Neben diesen Unklarheiten aufgrund des Coronavirus gibt es außerdem weitere Themen, die das Gericht eigentlich noch klären müsste, bevor es in das Verfahren inhaltlich einsteigen kann. Das betrifft insbesondere das irritierend enge Verhältnis zwischen der Bundesanwaltschaft (BA) und der Fifa, die in diesem Fall Privatklägerin ist. Dazu zählen etwa die Frage, ob der Weltverband diesen Status zu Recht erhielt, und die ungeklärten Umstände eines Geheimtreffens zwischen BA- und Fifa-Vertretern im Juni 2017.
Die Bundesanwaltschaft wirft den vier Beschuldigten vor, durch eine Zahlung in Höhe von 6,7 Millionen Euro im April 2005 den DFB geschädigt zu haben. Diese habe nicht wie offiziell angegeben als Beitrag für eine damals noch geplante und später abgesagte WM-Gala gedient, sondern der Rückzahlung eines Privatkredites. Drei Jahre zuvor hatte der Ex-Adidas-Chef Robert Louis-Dreyfus dem deutschen WM-Chef Franz Beckenbauer zehn Millionen Franken geliehen, die er an den Fifa-Skandalfunktionär Mohammed bin Hammam in Katar weiterreichte.

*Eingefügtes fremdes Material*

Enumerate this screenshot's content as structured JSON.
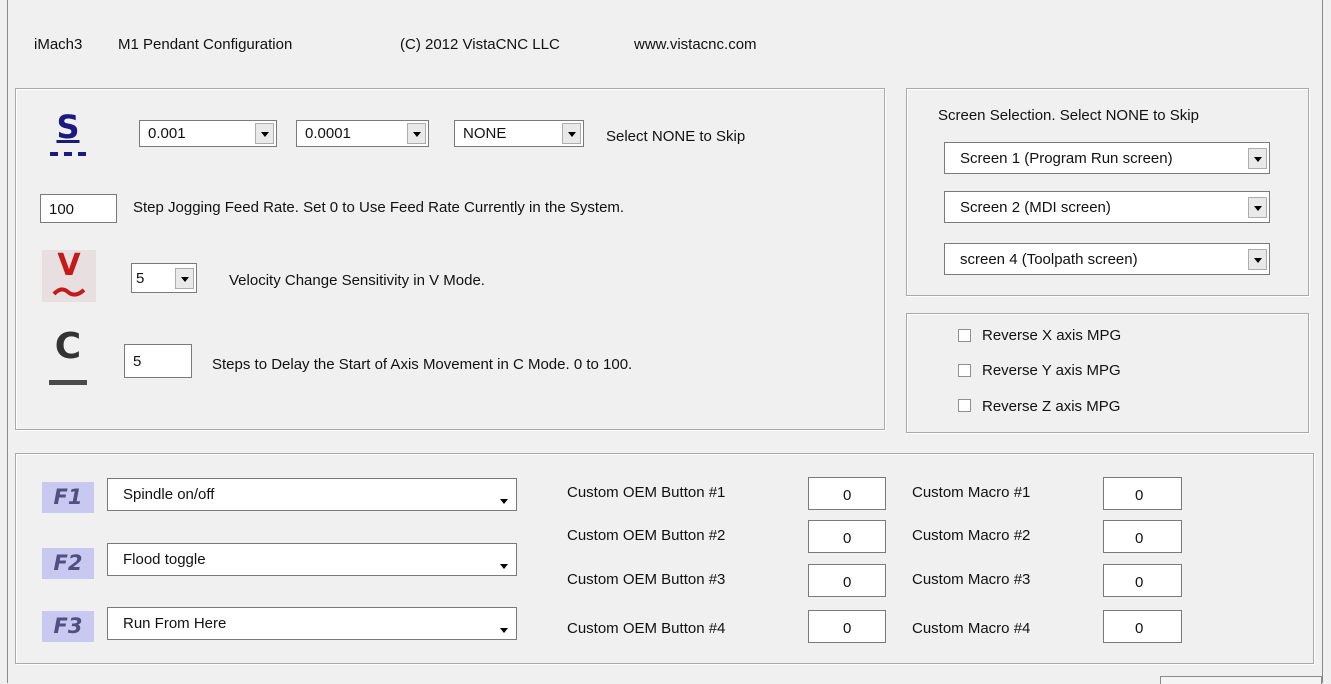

Der konkrete Zweck dieses Kredites ist bis heute ungeklärt, nach Aktenlage ging es um ein profitables Geschäft mit Fernsehrechten. Das Schweizer Bundesstrafgericht in Bellinzona wird sich mit diesen Fragen wohl nicht mehr beschäftigen. Die vier früheren Funktionäre sind allerdings zugleich noch vor dem Landgericht Frankfurt wegen des Verdachts auf Steuerhinterziehung beziehungsweise Beihilfe dazu angeklagt.